Um eingangs dezidiert festzuhalten: die Kammeroper muss als Kulturinstitution in Wien unbedingt erhalten bleiben, deren Spielbetrieb darf nicht eingestellt werden. Die Spielstätte spielt eine wesentliche Rolle in der Opern-Nachwuchsförderung, die Stadt Wien möge sich dazu aufraffen, diesbezüglich entsprechende Zukunftspläne zu gestalten.
Ende des sich zu Ende neigenden Jahres 2025 gibt es am Fleischmarkt noch L’ORONTEA mit der Musik von Antonio Cesti zu erleben, ein dramma per musica in einem Prolog und drei Akten mit dem Libretto von Giacinto Andrea Cicognini, Prolog von Giovanni Francesco Apolloni, uraufgeführt im Februar 1656 am Hof in Innsbruck. Neben Francesco Cavalli gehört Cesti zu einer Generation von Komponisten, der die präzise Deklamation von Claudio Monteverdi mit Musik, sprich Melodien von großer Sinnlichkeit verbindet und mit L’Orontea ein diesbezüglich richtungsweisendes Werk geschaffen hat.
Die Partitur des Werkes besteht, wie in seiner Entstehungszeit üblich, nur aus Gesangslinien und dem Bass mit einigen kurzen Vor- und Zwischenspielen. Die Instrumentenbesetzung sowie das Hinzufügen von weiteren Vor- und Zwischenspielen ist Aufgabe des jeweiligen Dirigenten einer Aufführung. Die Umsetzung in der Kammeroper gerät äußerst luxuriös mit Violinen, Violone, Cembalo und Percussion, Harfe, Erzlaute und Theorbe, Gitarre, Lirone und zwei Zinken, die auch Blockflöte spielen: Wolfgang Katschner mit der famosen lautten comgagney BERLIN erzeugt ein ungemein farbiges, vielfältiges Klangspektrum, die Formation beeindruckt mit ihrem edlen, warmen Klang. Die zusätzlich verwendeten Instrumentalstücke stammen überwiegend von Marco Uccellini.

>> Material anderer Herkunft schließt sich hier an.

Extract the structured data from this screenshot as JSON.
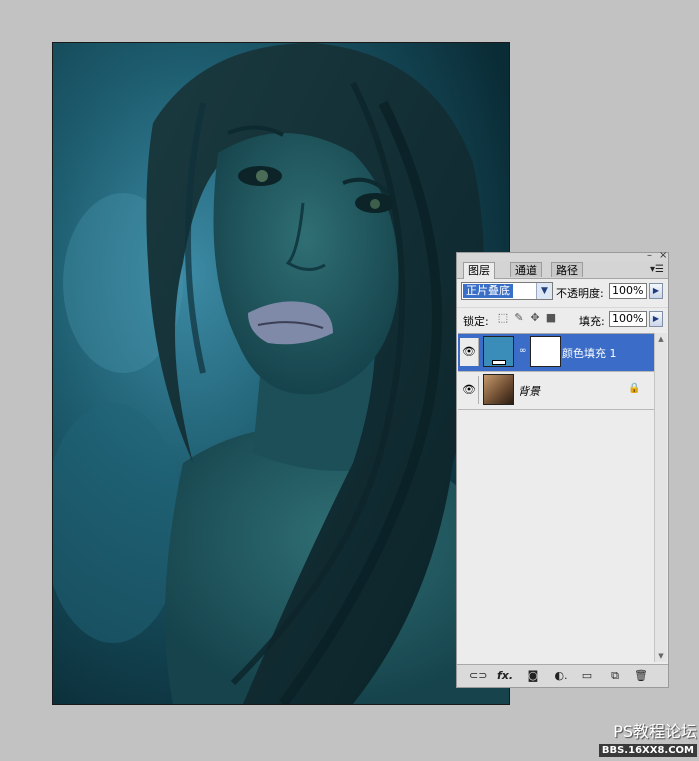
{
  "canvas": {
    "description_icon": "portrait-photo",
    "tint": "#1d5c6e"
  },
  "panel": {
    "tabs": [
      {
        "label": "图层",
        "active": true
      },
      {
        "label": "通道",
        "active": false
      },
      {
        "label": "路径",
        "active": false
      }
    ],
    "window_controls": {
      "minimize": "–",
      "close": "×"
    },
    "menu_icon": "panel-menu-icon",
    "blend_mode": "正片叠底",
    "opacity_label": "不透明度:",
    "opacity_value": "100%",
    "lock_label": "锁定:",
    "fill_label": "填充:",
    "fill_value": "100%",
    "layers": [
      {
        "name": "颜色填充 1",
        "selected": true,
        "fill_color": "#3a8db8",
        "has_mask": true
      },
      {
        "name": "背景",
        "selected": false,
        "locked": true
      }
    ],
    "bottom_icons": [
      "link-icon",
      "fx-icon",
      "mask-icon",
      "adjustment-icon",
      "folder-icon",
      "new-layer-icon",
      "trash-icon"
    ]
  },
  "watermark": {
    "title": "PS教程论坛",
    "url": "BBS.16XX8.COM"
  },
  "colors": {
    "background": "#c2c2c2",
    "selection": "#3a6cc8"
  }
}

Die Produktion des MusikTheaters an der Wien in der Kammeroper macht klar, warum das Stück im 17. Jahrhundert ein Kassenschlager war. Mit einfachen Mitteln ohne Umschweife, ohne Parallel- oder Rahmenhandlung, ohne zusätzliche Figuren, ohne Choreografie oder Puppen, wird das Stück erzählt, dezent aufgepeppt, um der heutigen Zeit gerecht zu werden. In ernsten und komischen Szenen wird entsprechend der Vorlage ein Gesellschaftspanorama von Herrschenden und Dienern gezeigt, es regieren Liebe, Betrug und Eifersucht. Betont werden dabei von der Regie die komischen Züge des weder mythologisch noch historischen Stoffes: Regisseur Tomo Sugao hat eine äußerst lebendige, bewegungsreiche, quirlige Inszenierung geschaffen, unterstützt von Julia Katharina Berndt (Ausstattung), Karl Wiedermann (Licht) und Kai Weßler (Dramaturgie).
Dass Langatmigkeit nicht einmal ansatzweise aufkommt im Verlauf des beinahe dreistündigen Abends, dafür sorgt auch in der Vorstellung am 18. Dezember 2025 ein höchst ambitioniertes, junges Ensemble von SängerInnen – Hilary Cronin (Orontea), Gabriel Diaz (Alidoro), Alexander Strömer (Creonte/Gelone), Maria Ladurner (Silandra), Johannes Wieners (Corindo), Theres Troyer (Giacinta), Stephen Chaundy (Aristea) und Manhan Qi (Tibrino).
Das Publikum im ausverkauften Haus spendet zu Recht begeisterten Beifall.